Robinson and Carver were mightily intrigued by this performance. They divined that the decision was against Caudle, and had rather frightened him. But which of them was the victor? They began to renew their arguments, when Gatt, scenting danger of a quarrel, broke in.

"Mr. Iff's perspicacity seems so eminently convincing to Caudle that I should like to consult him about a very mysterious robbery which has just taken place in my office."

"Do", said Simon. "I shall be delighted."

"My firm occupies the whole of the eighth floor of the Isadora Duncan Building. There are on one side the private offices of the principals, on the other a single very large room occupied by the staff of stenographers, bookkeepers, etc. The idea of the big room is to have them all superintended by a single overseer; it makes for efficiency.

"We close at five o'clock, but often have to keep some of the staff overtime. This however was not the case yesterday; by ten minutes past five every one had left.

"The offices are not locked; as soon as the staff vanish, the cleaners appear. The building officials and detectives make themselves responsible for the safety of property. There is in any case nothing much worth stealing; the cash is banked daily before closing hours.

"Well, sir, one of the girl stenographers, a Miss Vickers, came to me this morning in singular distress. One of the cashiers, leaving early, had given her a box of cigarettes to hand to one of our travelling men, who was expected to call. He did not do so, and she locked up the box in the drawer of her desk. This morning the drummer was on hand at 9 o'clock sharp, and she called him over to deliver her package. The drawer was still locked. But the cigarettes were gone.

"I came over to inspect the desk. Other girls, hearing the news, crowded round; several told similar tales of petty pilfering.

"There was nothing much in this. Any one of the cleaning staff - or some dishonest official of the building, for the matter of that - could easily work the trick with a set of skeleton keys. But here's the queer thing - a trifle, Mr. Iff, but devilish annoying, because it's such a stupid mystification! - Miss Vickers, while I stood talking, took the cover off her typewriter. Immediately she exclaimed. The machine had been smashed. It was a new model Wemyss, a machine constructed for hard wear and perfect work. It is consequently built of unusual strength, the cast steel frame being much more solid than is usual.

"This frame had been hammered with great violence - there were a dozen marks on it - and at last it had been smashed clean across. There is no sense in the business at all; it is the act of a madman."

"But when was it done? Such operations are noisy."

"That's what beats us. There was somebody on the floor the whole time. A sly thief might have come in and out at almost any time, even manipulating locks without attracting attention; but this blacksmith business! It's unthinkable."

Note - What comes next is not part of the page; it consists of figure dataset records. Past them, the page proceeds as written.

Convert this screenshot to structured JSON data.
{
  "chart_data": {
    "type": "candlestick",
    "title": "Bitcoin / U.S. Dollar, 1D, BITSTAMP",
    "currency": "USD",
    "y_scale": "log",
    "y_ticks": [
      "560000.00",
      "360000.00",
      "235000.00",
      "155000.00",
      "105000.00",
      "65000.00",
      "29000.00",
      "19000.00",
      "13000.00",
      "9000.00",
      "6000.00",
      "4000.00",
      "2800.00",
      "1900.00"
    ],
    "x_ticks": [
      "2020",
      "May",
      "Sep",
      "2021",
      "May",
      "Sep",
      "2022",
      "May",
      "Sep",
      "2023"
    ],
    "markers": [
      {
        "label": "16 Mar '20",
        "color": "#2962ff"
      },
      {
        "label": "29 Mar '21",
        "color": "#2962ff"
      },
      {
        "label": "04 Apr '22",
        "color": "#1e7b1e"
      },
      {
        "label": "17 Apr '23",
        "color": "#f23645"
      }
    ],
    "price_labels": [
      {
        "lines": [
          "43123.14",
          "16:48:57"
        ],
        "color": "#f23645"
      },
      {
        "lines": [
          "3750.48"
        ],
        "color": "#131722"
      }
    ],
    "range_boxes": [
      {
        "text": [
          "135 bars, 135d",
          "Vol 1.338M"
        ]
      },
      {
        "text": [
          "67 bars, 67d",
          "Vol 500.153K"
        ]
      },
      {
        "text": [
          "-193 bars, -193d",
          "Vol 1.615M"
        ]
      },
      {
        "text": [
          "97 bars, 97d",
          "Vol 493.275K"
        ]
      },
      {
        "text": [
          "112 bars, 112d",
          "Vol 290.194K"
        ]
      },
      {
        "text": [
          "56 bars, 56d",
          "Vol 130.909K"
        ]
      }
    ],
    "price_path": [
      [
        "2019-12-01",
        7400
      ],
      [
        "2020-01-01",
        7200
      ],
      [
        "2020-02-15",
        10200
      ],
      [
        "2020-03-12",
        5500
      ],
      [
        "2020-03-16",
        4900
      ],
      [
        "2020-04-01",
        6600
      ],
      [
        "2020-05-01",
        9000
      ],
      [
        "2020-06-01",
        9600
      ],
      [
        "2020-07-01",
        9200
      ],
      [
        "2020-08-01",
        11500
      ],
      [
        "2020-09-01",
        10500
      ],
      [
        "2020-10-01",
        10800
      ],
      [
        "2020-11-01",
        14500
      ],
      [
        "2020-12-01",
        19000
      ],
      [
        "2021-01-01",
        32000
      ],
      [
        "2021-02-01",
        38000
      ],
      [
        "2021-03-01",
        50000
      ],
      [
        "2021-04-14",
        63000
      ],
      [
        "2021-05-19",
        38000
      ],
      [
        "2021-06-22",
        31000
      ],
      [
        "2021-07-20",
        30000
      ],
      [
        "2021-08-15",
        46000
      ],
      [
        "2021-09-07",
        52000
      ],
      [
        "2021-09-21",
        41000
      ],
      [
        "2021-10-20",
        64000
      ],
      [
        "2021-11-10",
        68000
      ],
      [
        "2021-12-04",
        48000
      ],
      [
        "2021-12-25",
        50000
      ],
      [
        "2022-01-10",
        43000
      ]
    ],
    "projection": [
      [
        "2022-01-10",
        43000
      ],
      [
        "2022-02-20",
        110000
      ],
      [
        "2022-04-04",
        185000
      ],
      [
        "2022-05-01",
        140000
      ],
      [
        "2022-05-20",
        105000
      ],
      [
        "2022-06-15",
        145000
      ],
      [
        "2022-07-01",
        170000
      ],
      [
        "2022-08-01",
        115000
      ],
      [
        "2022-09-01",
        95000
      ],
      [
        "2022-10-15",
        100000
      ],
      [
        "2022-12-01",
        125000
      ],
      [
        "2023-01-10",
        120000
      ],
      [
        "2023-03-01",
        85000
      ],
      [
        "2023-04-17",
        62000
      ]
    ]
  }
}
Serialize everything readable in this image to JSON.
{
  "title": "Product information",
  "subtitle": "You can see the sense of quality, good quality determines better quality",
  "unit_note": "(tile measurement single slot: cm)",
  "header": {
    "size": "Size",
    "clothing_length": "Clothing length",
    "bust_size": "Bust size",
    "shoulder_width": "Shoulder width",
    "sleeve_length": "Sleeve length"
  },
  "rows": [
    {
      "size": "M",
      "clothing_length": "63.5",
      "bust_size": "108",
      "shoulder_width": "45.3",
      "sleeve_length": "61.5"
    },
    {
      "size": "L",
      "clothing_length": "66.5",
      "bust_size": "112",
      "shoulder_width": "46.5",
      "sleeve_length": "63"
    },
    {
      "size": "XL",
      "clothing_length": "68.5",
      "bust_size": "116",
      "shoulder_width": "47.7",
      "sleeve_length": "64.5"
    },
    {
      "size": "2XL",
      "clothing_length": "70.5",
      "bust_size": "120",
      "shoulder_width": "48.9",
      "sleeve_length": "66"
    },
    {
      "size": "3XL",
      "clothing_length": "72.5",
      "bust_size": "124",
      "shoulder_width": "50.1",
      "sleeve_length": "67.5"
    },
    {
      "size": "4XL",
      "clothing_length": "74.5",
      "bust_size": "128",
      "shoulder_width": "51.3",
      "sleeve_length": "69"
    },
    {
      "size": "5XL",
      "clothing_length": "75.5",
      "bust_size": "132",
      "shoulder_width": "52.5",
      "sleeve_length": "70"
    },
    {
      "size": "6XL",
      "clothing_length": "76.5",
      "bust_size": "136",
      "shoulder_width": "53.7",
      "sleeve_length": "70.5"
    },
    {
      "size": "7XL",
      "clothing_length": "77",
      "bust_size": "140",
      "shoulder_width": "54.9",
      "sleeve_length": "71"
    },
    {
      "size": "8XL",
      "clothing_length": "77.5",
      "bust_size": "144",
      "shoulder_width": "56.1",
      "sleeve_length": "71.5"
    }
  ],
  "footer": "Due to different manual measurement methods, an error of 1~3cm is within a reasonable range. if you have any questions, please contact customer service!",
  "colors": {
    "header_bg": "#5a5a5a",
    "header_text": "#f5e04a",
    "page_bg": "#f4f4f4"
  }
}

"Very curious indeed," said Simon Iff without enthusiasm. "I should like to look into it."

"Of course we shall afford you every facility."

"Thanks," replied the magician with a queer little grin, "but I don't believe I shall have to trouble you at all. A couple of telephone messages and a morning call ought to do it; suppose you lunch with me and hear the story."

"That beats cock-fighting! But the lunch is on me if you make good on that. By Jiminy; say, may I bring along the editor of 'Jags'? He'll simply eat it up."

"I hope so, indeed," said Simon earnestly. "An editor with a poor appetite or a deranged liver is a public menace."

II

The party broke up soon after, and Simon Iff walked home to bed. His eccentric evening had been a great success. In the morning he woke deliciously normal, and after breakfast made the two telephone calls he had promised, and proceeded in his car to the Isadora Duncan Building. But he did not go to the eighth floor; he went to the ninth, and entered the tiny office of Hodge, Peet and Co., publishers of Indianapolis; New York Office, Mr. Greil.